Nur zwei Minuten später schalteten die Türken bei einem Freistoß blitzschnell. Ein erster guter Distanzschuss von Burak Yilmaz aus knapp 15 Metern flatterte rechts am Kasten von Danny Ward vorbei. Anschließend rückte erneut Ramsey in den Fokus. Nach super Zuspiel tauchte der Juve-Profi völlig allein vor Cakir auf, doch drosch den Ball auf die Tribüne.

Aller guten Dinge sind drei: Ramsey mit dem 1:0

Nach einer fulminanten Anfangsphase traf Ramsey im dritten Versuch schließlich doch das türkische Tor. Der bisherige Chancentod startete in die Tiefe, wurde bilderbuchartig von Bale bedient und bewahrte diesmal einen kühlen Kopf.

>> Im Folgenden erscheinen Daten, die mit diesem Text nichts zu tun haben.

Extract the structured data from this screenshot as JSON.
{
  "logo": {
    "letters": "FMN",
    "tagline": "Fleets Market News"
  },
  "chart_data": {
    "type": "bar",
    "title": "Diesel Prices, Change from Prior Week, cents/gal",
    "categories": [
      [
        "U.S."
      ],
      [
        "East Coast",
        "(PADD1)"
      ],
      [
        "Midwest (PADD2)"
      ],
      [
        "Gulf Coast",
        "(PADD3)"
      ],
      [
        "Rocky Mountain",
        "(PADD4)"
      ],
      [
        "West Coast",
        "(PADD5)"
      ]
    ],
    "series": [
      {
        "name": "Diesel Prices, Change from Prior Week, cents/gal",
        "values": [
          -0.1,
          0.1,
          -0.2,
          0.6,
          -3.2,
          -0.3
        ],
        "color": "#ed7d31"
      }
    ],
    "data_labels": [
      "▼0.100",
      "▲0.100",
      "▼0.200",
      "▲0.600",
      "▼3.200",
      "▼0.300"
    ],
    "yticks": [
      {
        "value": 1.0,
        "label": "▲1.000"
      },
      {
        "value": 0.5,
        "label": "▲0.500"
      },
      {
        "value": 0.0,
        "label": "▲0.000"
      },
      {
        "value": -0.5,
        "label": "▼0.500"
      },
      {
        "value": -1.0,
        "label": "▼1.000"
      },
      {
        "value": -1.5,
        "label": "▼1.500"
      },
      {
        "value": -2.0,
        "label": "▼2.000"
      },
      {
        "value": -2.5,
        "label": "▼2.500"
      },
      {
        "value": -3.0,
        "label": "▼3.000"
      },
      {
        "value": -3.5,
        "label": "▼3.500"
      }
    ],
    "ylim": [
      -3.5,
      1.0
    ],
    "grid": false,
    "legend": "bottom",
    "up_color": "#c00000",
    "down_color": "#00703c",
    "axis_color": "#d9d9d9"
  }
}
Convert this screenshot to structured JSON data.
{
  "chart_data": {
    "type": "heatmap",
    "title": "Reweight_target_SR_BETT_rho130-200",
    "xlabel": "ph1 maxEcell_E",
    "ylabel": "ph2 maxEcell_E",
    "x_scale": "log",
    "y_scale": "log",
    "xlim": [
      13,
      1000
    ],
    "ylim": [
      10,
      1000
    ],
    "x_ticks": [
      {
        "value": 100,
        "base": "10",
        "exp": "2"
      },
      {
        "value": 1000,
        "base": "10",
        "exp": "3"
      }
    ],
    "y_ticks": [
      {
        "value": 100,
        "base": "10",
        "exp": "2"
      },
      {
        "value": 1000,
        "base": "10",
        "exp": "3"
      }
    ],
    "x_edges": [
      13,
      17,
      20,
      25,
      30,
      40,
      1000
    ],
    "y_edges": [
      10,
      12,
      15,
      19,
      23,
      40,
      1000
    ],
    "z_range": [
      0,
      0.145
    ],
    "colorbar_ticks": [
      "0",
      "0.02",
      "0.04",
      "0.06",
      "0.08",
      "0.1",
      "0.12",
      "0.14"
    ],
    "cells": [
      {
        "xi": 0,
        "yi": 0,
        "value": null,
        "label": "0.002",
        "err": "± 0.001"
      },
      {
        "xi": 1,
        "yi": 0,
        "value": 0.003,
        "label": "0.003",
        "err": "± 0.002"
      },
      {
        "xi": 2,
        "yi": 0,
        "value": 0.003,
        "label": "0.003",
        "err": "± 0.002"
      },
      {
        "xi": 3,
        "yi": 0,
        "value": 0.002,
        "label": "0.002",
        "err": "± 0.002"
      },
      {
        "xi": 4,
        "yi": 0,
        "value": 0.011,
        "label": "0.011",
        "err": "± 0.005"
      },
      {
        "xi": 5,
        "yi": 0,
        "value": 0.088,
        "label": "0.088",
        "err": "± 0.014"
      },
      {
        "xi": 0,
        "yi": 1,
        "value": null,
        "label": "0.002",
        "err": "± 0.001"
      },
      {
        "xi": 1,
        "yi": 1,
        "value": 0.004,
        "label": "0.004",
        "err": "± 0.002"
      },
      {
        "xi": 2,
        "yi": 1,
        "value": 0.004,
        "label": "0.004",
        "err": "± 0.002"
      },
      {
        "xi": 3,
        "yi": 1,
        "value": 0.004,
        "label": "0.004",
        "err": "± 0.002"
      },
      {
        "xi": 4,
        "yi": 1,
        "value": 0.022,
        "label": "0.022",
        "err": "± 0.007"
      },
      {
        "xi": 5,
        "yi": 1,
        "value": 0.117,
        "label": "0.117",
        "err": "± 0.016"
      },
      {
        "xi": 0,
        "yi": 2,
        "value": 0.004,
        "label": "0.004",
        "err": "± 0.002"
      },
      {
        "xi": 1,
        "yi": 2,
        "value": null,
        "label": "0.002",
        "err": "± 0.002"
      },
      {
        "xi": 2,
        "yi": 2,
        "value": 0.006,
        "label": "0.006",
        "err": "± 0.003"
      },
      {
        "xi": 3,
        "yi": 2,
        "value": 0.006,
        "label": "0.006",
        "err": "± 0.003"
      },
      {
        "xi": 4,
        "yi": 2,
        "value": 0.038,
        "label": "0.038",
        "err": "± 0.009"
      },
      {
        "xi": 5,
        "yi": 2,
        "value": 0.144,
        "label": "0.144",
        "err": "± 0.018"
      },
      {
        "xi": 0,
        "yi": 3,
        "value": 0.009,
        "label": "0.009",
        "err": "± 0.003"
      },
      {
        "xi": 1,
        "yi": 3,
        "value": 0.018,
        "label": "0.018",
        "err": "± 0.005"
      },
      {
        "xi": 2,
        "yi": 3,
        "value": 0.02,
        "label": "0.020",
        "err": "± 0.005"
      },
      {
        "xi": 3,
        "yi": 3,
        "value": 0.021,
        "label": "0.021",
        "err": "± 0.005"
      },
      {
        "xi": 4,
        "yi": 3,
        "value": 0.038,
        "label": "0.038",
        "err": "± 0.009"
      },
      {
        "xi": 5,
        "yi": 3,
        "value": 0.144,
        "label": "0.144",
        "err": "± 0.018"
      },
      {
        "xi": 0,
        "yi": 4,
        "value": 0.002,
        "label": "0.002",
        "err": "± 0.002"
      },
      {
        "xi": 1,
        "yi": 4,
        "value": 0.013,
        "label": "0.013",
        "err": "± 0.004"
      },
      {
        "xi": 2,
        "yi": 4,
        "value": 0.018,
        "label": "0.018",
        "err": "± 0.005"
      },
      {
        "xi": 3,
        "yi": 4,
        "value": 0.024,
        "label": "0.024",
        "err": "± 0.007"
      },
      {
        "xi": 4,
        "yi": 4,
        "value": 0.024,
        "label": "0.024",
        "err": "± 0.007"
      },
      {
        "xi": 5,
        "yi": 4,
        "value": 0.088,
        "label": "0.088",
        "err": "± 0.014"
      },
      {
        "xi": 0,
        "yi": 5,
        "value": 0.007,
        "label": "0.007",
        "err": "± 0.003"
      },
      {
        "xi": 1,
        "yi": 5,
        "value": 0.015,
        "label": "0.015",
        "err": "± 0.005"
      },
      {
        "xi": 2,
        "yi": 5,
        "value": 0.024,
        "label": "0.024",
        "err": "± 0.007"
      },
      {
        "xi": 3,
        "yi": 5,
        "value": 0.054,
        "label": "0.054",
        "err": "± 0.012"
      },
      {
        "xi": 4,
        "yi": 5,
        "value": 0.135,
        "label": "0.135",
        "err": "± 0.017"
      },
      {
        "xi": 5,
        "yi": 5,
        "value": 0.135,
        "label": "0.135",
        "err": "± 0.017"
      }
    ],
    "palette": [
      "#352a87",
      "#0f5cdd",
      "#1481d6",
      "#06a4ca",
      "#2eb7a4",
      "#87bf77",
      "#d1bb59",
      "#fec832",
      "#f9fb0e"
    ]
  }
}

Chapeau auch an Bale, der als Spielmacher fungierte, sich häufig fallen ließ, die Bälle aus der eigenen Hälfte abholte und das gesamte walisische Spiel damit immer wieder initiierte. Er sei "nicht Pfeil, sondern Bogen" des Spielaufbaus, konstatierte Co-Kommentator Thomas Broich.

Wales oder Australien?

Über die Trikots verlor der frühere A-League-Star indessen kein Wort. Dabei glich die Spielkleidung der Waliser enorm der Spielkleidung Australiens - der ehemaligen Heim- und Spielstätte von Broich. Eine lustige Feststellung, die aber keinesfalls die Späße bezüglich der Ton- und Bildaussetzer übertrumpfte.

2. Halbzeit: Bale vergibt doppelten Matchball

In Halbzeit zwei machten die Waliser dort weiter, wo sie im ersten Durchgang aufgehört hatten. Erst vergab der bis dato überzeugende Bale einen Elfmeter (61.) und jagte das Spielgerät bis nach Madrid, ehe er nur einige Sekunden später ein Geschenk des türkischen Keepers nicht verwerten konnte. Anschließend pendelte das Leder quasi tennisartig von Spielseite zu Spielseite, wirklich überzeugende Angriffe gab es aber nicht.

Roberts macht den Deckel drauf

Gegen Ende bot sich für den türkischen Eigentorschützen Merih Demiral aus dem Auftaktspiel gegen Italien noch die Chance auf den Ausgleich, doch Ward parierte aufmerksam (88.). Hitzige acht Minuten später klingelte es in der sechsten Minute der Nachspielzeit dann noch einmal im Tor der enttäuschenden Türken. Bale (90min Spieler des Spiels - trotz Elfer-Fehltritt!) setzte sich auf der Grundlinie überragend durch und übergab an Roberts, der die Kugel aus fünf Metern nur noch über die Linie drücken musste.

Der Waliser Gareth Bale ist 90min Spieler des Spiels
Trotz Elfer-Fehltritt: Gareth Bale (31) ist 90min Spieler des Spiels / Darko Vojinovic - Pool/Getty Images

Mit nun vier Punkten befinden sich die Waliser zumindest temporär auf Platz eins der Gruppe A und sind nur unweit entfernt vom Einzug in das Achtelfinale. Die Türken stehen indes mit dem Rücken zur Wand. Null Punkte und zwei enttäuschende Leistungen geben wenig Hoffnung auf ein glückliches Weiterkommen als Tabellendritter.